In the wake of a horrifying massacre in Syria, where Islamist militias butchered hundreds of innocent Druze civilians, one voice from the past echoes louder than ever. It was during a quiet visit to Nabi El Khadr in the village of Yassif that Israeli journalist Yisrael Shapira sat down with Sheikh Riyad Hamza, a senior Druze religious leader, who at the time shared a warning that now feels chillingly prophetic.
Back then, the tone was already somber. As they sat near the sacred site believed to be tied to the prophet Elijah, Sheikh Hamza opened up about the vulnerability of his people. The Druze, he explained, are one people spread across different borders - Israel, Syria, Lebanon - sharing faith, culture, and identity, but often torn apart by politics and war. When asked if he had family in Syria, he nodded with a sigh: “Of course, in Syria and Lebanon. And I think you're really asking - how can we be fighting one another?” His answer was simple, painful, and real: “I defend my land, and they defend theirs.”

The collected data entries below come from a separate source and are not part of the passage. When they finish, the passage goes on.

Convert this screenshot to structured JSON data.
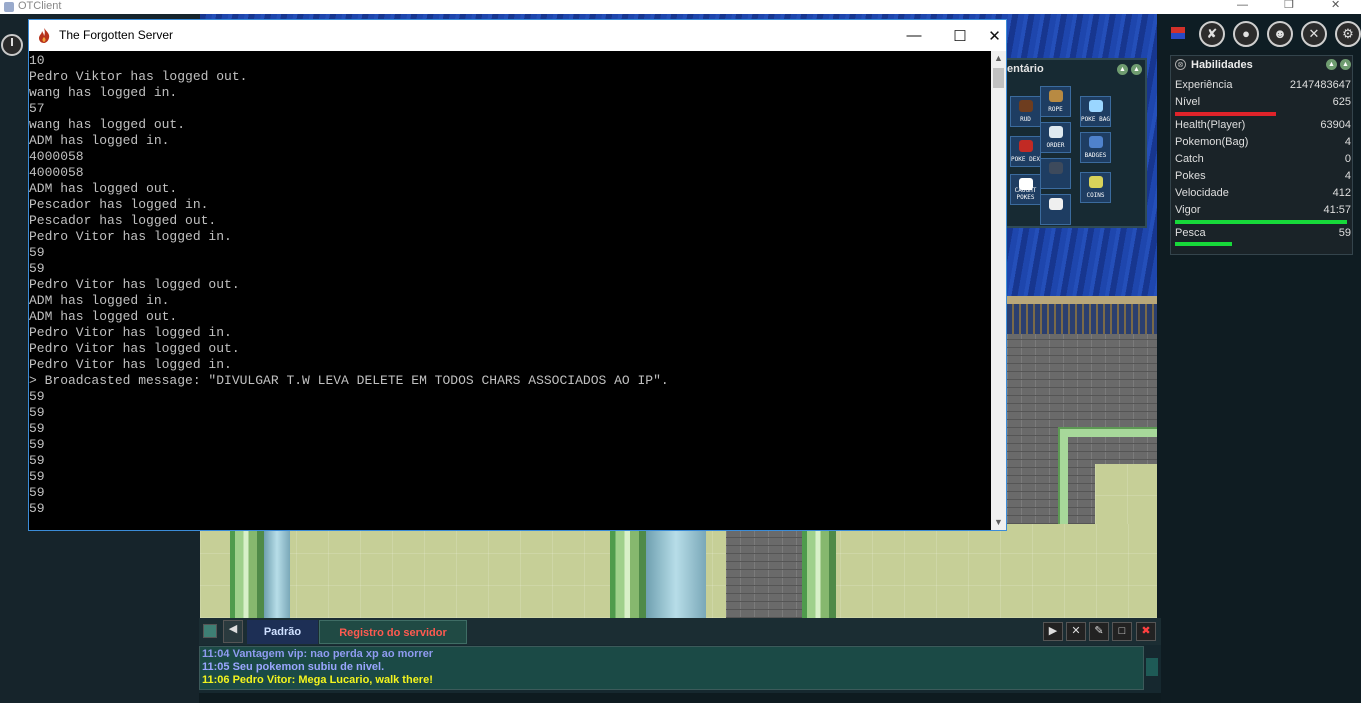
{
  "app_window": {
    "title": "OTClient"
  },
  "console": {
    "title": "The Forgotten Server",
    "lines": [
      "10",
      "Pedro Viktor has logged out.",
      "wang has logged in.",
      "57",
      "wang has logged out.",
      "ADM has logged in.",
      "4000058",
      "4000058",
      "ADM has logged out.",
      "Pescador has logged in.",
      "Pescador has logged out.",
      "Pedro Vitor has logged in.",
      "59",
      "59",
      "Pedro Vitor has logged out.",
      "ADM has logged in.",
      "ADM has logged out.",
      "Pedro Vitor has logged in.",
      "Pedro Vitor has logged out.",
      "Pedro Vitor has logged in.",
      "> Broadcasted message: \"DIVULGAR T.W LEVA DELETE EM TODOS CHARS ASSOCIADOS AO IP\".",
      "59",
      "59",
      "59",
      "59",
      "59",
      "59",
      "59",
      "59"
    ]
  },
  "inventory": {
    "title": "entário",
    "slots": [
      "RUD",
      "ROPE",
      "POKE BAG",
      "POKE DEX",
      "ORDER",
      "BADGES",
      "CAUGHT POKES",
      "",
      "COINS",
      ""
    ]
  },
  "skills": {
    "title": "Habilidades",
    "rows": [
      {
        "name": "Experiência",
        "value": "2147483647"
      },
      {
        "name": "Nível",
        "value": "625"
      },
      {
        "name": "Health(Player)",
        "value": "63904"
      },
      {
        "name": "Pokemon(Bag)",
        "value": "4"
      },
      {
        "name": "Catch",
        "value": "0"
      },
      {
        "name": "Pokes",
        "value": "4"
      },
      {
        "name": "Velocidade",
        "value": "412"
      },
      {
        "name": "Vigor",
        "value": "41:57"
      },
      {
        "name": "Pesca",
        "value": "59"
      }
    ],
    "colors": {
      "level_bar": "#e0232a",
      "vigor_bar": "#17d93a",
      "pesca_bar": "#17d93a"
    }
  },
  "chat": {
    "tabs": [
      {
        "label": "Padrão",
        "active": true
      },
      {
        "label": "Registro do servidor",
        "active": false
      }
    ],
    "messages": [
      {
        "text": "11:04 Vantagem vip: nao perda xp ao morrer",
        "color": "#8f9bf0"
      },
      {
        "text": "11:05 Seu pokemon subiu de nivel.",
        "color": "#9aa6ff"
      },
      {
        "text": "11:06 Pedro Vitor: Mega Lucario, walk there!",
        "color": "#f4f41e"
      }
    ]
  },
  "icons": {
    "power": "power-icon",
    "close": "close-icon",
    "maximize": "maximize-icon",
    "minimize": "minimize-icon"
  }
}
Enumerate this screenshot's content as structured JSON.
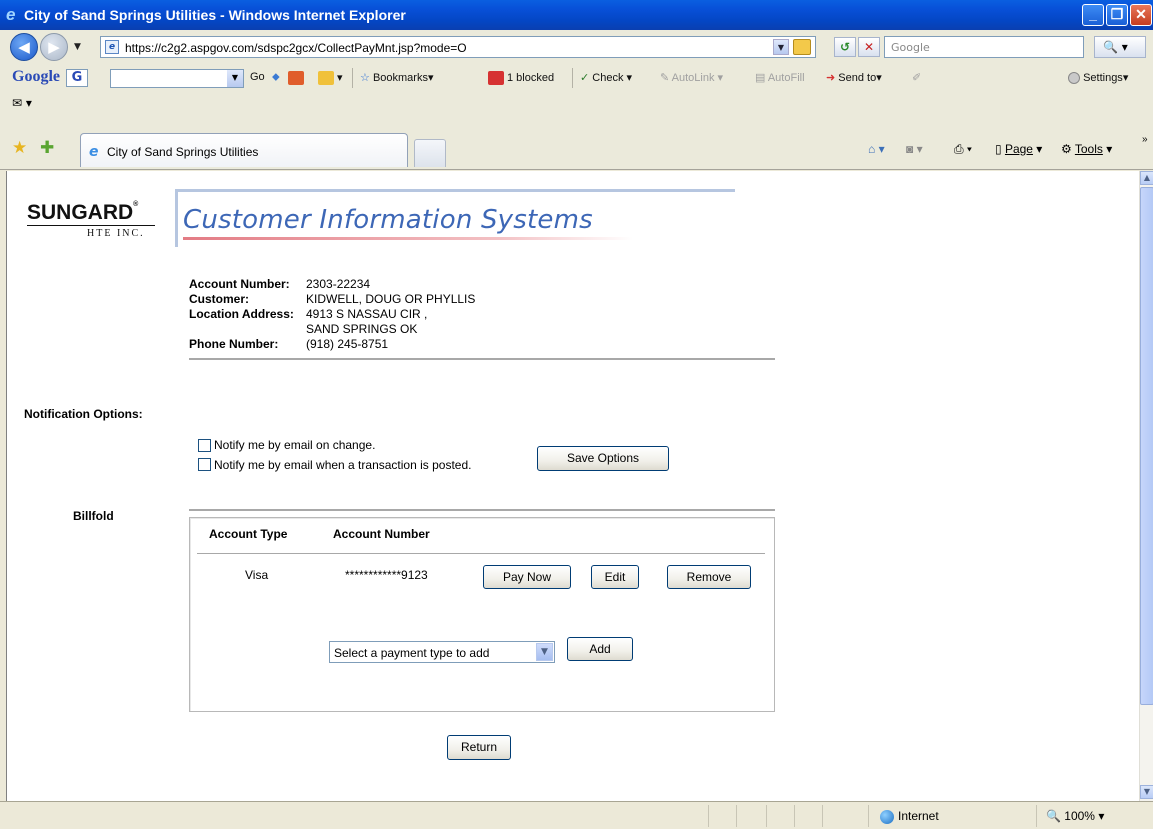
{
  "window": {
    "title": "City of Sand Springs Utilities - Windows Internet Explorer",
    "minimize": "_",
    "maximize": "❐",
    "close": "✕"
  },
  "address_bar": {
    "url": "https://c2g2.aspgov.com/sdspc2gcx/CollectPayMnt.jsp?mode=O",
    "search_placeholder": "Google"
  },
  "google_toolbar": {
    "brand": "Google",
    "g_button": "G",
    "go": "Go",
    "bookmarks": "Bookmarks",
    "blocked": "1 blocked",
    "check": "Check",
    "autolink": "AutoLink",
    "autofill": "AutoFill",
    "send_to": "Send to",
    "settings": "Settings"
  },
  "tabs": [
    {
      "label": "City of Sand Springs Utilities"
    }
  ],
  "command_bar": {
    "page": "Page",
    "tools": "Tools"
  },
  "logo": {
    "company": "SUNGARD",
    "subtitle": "HTE INC.",
    "registered": "®"
  },
  "banner": {
    "title": "Customer Information Systems"
  },
  "account": {
    "labels": {
      "account_number": "Account Number:",
      "customer": "Customer:",
      "location_address": "Location Address:",
      "phone_number": "Phone Number:"
    },
    "account_number": "2303-22234",
    "customer": "KIDWELL, DOUG OR PHYLLIS",
    "address_line1": "4913 S NASSAU CIR ,",
    "address_line2": "SAND SPRINGS OK",
    "phone_number": "(918) 245-8751"
  },
  "notifications": {
    "heading": "Notification Options:",
    "option_change": "Notify me by email on change.",
    "option_posted": "Notify me by email when a transaction is posted.",
    "option_change_checked": false,
    "option_posted_checked": false,
    "save_button": "Save Options"
  },
  "billfold": {
    "heading": "Billfold",
    "columns": [
      "Account Type",
      "Account Number"
    ],
    "rows": [
      {
        "type": "Visa",
        "number": "************9123",
        "pay_now": "Pay Now",
        "edit": "Edit",
        "remove": "Remove"
      }
    ],
    "payment_select": "Select a payment type to add",
    "add_button": "Add"
  },
  "return_button": "Return",
  "status_bar": {
    "zone": "Internet",
    "zoom": "100%"
  }
}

That’s when he made a statement that now feels like it should have shaken the world back then. “We are all Druze, and we must help one another,” he said. He admitted that efforts were being made quietly - sending aid, offering support in discreet ways. But what struck Shapira most was the Sheikh’s calm clarity: “If we must fight for them, we will.”
And now, with the world watching in silence as Druze villages in Syria burn and their residents are slaughtered, those words take on a new gravity. Reports even suggest that over a thousand Druze have already crossed the border to defend their people. This wasn’t just a warning - it was a promise.
The Sheikh also pointed out the internal divide among Syrian Druze - some aligned with Assad’s regime out of political self-interest, others resisting out of principle, unwilling to be ruled both politically and religiously by a government they don’t trust. “Those who support the regime do it because they want power, titles, to become ministers,” he said. “But the others… they simply refuse to surrender their values.”
He didn’t hesitate to remind us of the Druze history of resistance. “We fought the Ottoman Empire - and we won. In Syria, we fought the French Mandate - and we prevailed. The Druze are not weak.”
Publishing that conversation today, in the shadow of another atrocity, it’s clear that Sheikh Hamza was not just speaking truth - he was speaking from a place of urgency that far too few truly heard. The massacre in Syria is not just another footnote in a long conflict - it’s a stark reminder of what happens when the world turns its back on vulnerable communities. It reminds us too much of October 7. And it reminds us that solidarity among a scattered people is not just an ideal, it’s a lifeline.